Sul finire della Grande Guerra, nei pressi del cimitero e della Chiesa della Camminada, si svolse uno degli ultimi, drammatici, combattimenti di quel conflitto, con la Brigata Foggia impegnata strenuamente a contenere l’esercito avversario e a rendere inoffensiva una postazione di bombarde nemiche.

A Ovest, il camposanto di San Polo di Piave è chiuso da una serie di moderne tombe di famiglia costruite di recente: una panchina invita il visitatore a una sosta, per riflettere sul mistero della morte e dell’esistenza.

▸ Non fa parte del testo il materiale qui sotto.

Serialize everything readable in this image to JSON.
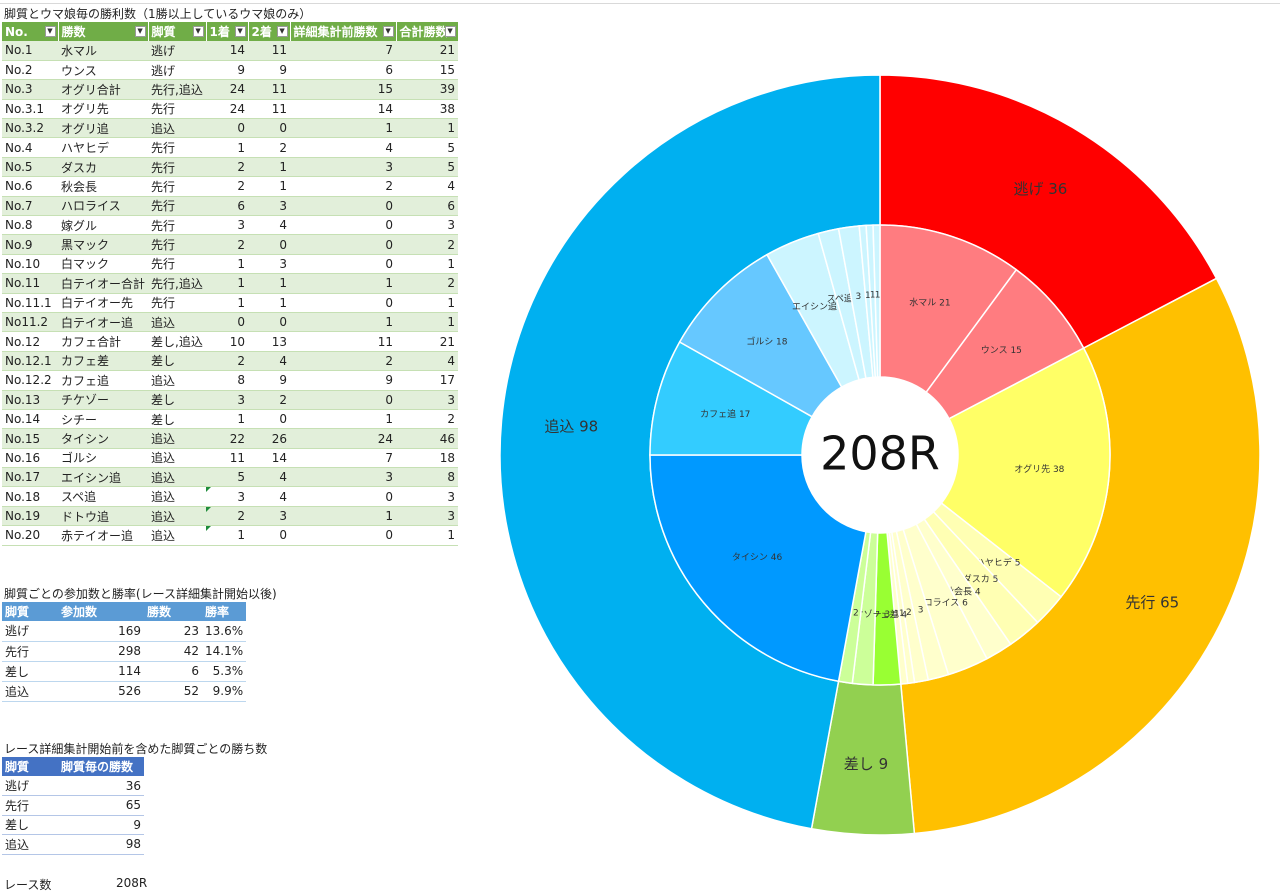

Chi visita il cimitero di San Polo di Piave coglie immediatamente che, in paese, il culto dei morti e la loro memoria sono vivi e molto sentiti. Lo si vede dalla cura con cui le tombe vengono tenute e da come sono abbellite da piante e composizioni floreali. Anche le tante tombe di famiglia sono indice di una particolare attenzione per chi non c’è più, e rispecchiano la volontà di tenere unito il nucleo famigliare anche dopo la morte. Impongono di conservare una traccia, di placare il rimpianto, di mantenere visibili i volti, ricordare una data, riportare una breve frase, a ricordo perenne.

Nella tomba di famiglia riposa, con la moglie Anita, l’artigliere alpino Guerrino Selva, alla cui figura la Sezione ANA di Treviso ha dedicato la copertina del calendario 2021 e un ampio articolo nella rivista “Fameja Alpina”.

Classe 1915, assegnato al 3° Rgt. Artiglieria Alpina, Gruppo Conegliano della Brigata Julia, Guerrino Selva viene ricordato, soprattutto, per la sua grande statura (nel calendario è ritratto a braccia aperte con quattro alpini che gli stanno sotto la linea delle ascelle). Selva è stato uno dei fondatori del Gruppo Alpini di San Polo, è stato capogruppo per ben trent’anni e fu grazie a lui, verso la metà degli anni Sessanta, che le penne nere ottennero da Vittoria Giol l’uso di “Casa Contessa”, per farne la loro sede sociale.